Burlington College Students Lend a Hand to Sundance Winner

Articles - Education

At this year’s Sundance Film Festival, the Grand Jury Prize in the Dramatic category went to Courtney Hunt’s Frozen River. Helping to make the film become a reality were four graduates from the same film school: Burlington College. Graduates Nathan Beaman, Adam Lukens, Justine Bennett and Georgia Pantazopoulos, along with Matt Tanner who also took classes at Burlington, all worked as members of the camera and lighting crew on the prize-winning film. Additionally, Beaman and Lukens also worked on two other Grand Jury Prize-nominated films, Clark Gregg’s Choke and Anna Boden and Ryan Fleck’s Sugar.

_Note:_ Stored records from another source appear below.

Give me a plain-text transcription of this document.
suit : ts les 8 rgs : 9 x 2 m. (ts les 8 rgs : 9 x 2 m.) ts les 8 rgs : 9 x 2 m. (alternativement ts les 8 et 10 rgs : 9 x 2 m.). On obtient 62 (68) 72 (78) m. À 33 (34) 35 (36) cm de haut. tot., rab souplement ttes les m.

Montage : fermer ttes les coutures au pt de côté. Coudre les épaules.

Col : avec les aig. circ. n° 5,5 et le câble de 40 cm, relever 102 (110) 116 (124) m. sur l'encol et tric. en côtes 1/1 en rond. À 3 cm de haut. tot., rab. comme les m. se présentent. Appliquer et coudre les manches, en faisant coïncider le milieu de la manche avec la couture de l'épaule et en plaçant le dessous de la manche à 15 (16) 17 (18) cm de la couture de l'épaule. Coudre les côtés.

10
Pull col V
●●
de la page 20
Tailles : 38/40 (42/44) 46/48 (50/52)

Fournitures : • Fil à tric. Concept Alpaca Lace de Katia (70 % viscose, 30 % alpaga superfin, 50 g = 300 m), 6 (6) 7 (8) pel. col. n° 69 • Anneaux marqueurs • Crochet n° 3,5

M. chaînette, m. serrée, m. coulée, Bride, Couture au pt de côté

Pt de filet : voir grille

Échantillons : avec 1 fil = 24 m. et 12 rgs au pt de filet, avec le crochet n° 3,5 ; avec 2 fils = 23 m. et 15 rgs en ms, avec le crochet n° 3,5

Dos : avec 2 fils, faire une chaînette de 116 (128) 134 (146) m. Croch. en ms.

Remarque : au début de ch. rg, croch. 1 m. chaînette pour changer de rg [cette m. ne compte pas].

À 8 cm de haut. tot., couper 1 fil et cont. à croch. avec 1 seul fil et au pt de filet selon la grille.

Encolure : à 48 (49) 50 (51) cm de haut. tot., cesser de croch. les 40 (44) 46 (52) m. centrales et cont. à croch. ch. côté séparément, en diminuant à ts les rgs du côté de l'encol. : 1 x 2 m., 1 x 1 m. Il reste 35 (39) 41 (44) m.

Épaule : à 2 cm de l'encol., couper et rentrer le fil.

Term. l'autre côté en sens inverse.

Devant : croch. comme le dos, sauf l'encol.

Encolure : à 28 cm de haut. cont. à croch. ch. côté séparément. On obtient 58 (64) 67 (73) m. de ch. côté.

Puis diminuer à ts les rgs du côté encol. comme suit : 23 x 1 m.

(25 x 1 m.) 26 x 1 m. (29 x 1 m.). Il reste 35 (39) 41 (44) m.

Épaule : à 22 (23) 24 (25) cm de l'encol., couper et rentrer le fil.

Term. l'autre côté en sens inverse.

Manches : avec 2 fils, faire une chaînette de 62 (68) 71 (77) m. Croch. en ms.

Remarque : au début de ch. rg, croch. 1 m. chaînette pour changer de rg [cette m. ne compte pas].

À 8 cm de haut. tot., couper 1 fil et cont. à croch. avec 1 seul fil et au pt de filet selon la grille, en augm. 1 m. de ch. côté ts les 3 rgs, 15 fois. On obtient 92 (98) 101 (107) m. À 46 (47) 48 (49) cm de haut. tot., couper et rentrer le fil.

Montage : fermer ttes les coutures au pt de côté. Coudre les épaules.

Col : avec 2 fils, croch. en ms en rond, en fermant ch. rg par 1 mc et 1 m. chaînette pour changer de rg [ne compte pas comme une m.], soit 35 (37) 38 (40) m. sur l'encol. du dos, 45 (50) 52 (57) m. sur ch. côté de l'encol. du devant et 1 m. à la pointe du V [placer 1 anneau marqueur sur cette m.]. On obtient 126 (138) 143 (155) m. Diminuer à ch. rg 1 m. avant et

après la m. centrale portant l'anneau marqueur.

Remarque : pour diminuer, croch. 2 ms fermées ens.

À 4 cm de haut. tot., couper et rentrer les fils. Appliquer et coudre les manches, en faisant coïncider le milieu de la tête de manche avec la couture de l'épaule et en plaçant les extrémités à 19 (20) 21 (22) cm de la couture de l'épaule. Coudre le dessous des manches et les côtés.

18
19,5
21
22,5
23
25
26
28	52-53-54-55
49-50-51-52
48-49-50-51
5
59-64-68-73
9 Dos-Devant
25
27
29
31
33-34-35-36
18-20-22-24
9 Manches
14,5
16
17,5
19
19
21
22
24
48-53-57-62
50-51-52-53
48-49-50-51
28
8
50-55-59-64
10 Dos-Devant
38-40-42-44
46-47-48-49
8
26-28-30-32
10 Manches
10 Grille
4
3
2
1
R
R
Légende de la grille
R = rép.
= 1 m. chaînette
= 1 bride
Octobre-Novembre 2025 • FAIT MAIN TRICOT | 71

To director of communications Maria Delia Zamora-Crosby, this comes as no surprise, as she says the school is set up to provide such opportunities. “Because Burlington College is small with a great deal of emphasis on each individual student,” remarks Zamora-Crosby, “we can do a lot of networking for graduating students. Students also have to do internships, so many of them have already worked on professional crews before they graduate.” The small size of the student body, a little fewer than 200 undergraduates, doesn’t hurt either. As Zambora-Crosby puts it, “Because our students are tight with each other, they help each other get work once they’re out of school. We stay in touch with our graduates.”

But Burlington’s Sundance success is not simply a result of individual attention or the school’s networking possibilities, but also the simple fact that they have an impressive film program. “Our production faculty is made up of industry professionals and independent filmmakers. The curriculum is thorough—there’s a nice balance between history, theory, production courses and courses that emphasize creative work,” notes Zamora-Crosby. “Because we’re a liberal arts school with rigorous requirements in other subjects besides filmmaking, they also know how to think—something that’s often overlooked by more technical film programs, and it’s really important.”